Optimising GPU Performance for the QUOKKA Code

CI: – Dr. M. Krumholz

QUOKKA is a new open-source adaptive mesh refinement radiation-hydrodynamics (RHD) code that is optimised for GPUs. The code solves the Euler equations of compressible gas dynamics coupled to a two-moment formulation of the equation of radiative transfer, all on an adaptive mesh. It will be suitable for a wide range of problems in star formation and galaxy evolution, where radiative transfer of energy and momentum plays a significant part in the dynamics. The code passes a wide range of tests that demonstrate its accuracy, and it achieves extreme performance, reaching a peak performance of almost 100 million zone updates per second per GPU for pure hydrodynamics, and 20 million zone updates per second per GPU for RHD; the RHD performance of QUOKKA is faster than the performance on pure hydrodynamics achieved by CPU-based codes.

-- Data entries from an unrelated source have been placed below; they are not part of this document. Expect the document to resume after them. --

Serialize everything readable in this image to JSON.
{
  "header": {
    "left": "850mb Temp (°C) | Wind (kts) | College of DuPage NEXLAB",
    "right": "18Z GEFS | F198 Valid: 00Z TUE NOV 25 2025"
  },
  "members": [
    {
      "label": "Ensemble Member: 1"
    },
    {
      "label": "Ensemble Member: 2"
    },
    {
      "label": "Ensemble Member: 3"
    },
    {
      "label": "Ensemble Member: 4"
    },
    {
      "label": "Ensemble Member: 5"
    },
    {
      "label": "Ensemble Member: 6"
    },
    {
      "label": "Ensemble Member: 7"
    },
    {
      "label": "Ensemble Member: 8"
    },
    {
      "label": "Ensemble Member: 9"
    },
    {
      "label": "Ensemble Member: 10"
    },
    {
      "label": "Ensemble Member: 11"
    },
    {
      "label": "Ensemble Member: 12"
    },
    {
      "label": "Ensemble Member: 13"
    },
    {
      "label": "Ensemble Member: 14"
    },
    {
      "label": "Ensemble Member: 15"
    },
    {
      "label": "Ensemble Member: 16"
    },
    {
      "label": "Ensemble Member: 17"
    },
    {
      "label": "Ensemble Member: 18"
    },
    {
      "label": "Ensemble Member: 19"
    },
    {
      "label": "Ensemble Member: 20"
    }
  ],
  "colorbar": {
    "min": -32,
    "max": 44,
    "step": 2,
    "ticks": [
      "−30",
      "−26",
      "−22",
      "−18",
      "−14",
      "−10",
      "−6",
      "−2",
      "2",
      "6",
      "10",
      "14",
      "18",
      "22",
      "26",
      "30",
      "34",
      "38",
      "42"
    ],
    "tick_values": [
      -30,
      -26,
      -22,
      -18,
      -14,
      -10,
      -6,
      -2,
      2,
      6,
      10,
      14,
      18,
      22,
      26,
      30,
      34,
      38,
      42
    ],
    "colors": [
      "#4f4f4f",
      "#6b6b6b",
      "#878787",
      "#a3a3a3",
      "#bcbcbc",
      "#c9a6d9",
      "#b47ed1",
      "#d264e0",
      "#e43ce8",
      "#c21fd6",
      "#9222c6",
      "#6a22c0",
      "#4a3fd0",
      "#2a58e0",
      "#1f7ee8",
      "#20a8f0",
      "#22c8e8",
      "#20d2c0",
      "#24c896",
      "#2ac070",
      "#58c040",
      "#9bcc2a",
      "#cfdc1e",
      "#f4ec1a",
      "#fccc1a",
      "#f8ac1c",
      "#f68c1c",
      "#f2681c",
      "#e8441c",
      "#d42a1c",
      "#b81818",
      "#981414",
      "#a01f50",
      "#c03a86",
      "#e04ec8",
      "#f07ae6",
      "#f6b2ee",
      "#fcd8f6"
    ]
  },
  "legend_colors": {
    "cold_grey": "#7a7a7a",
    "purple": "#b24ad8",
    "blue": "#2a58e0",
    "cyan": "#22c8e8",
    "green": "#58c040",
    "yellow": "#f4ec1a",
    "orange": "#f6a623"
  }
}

However, there are likely significant opportunities to improve code performance. We find a factor of two performance reduction in going from a single GPU to multiple GPUs on a node (though with little further degradation in going to multiple nodes), likely as a result of limited memory bandwidth. In these cases the code spends 30-40% of its time filling ghost zones, a cost that could likely be reduced by better overlapping communication and computation. Similarly, the code performs approximately a factor of two more slowly in AMR problems, again likely as a result of memory bandwidth limitations that could be mitigated by optimising communication. Moreover, it is likely that the GPU kernel itself could be tuned to achieve better performance by altering loop ordering and memory access paterns. We request ADACS assistance in tuning the code to achieve optimal performance.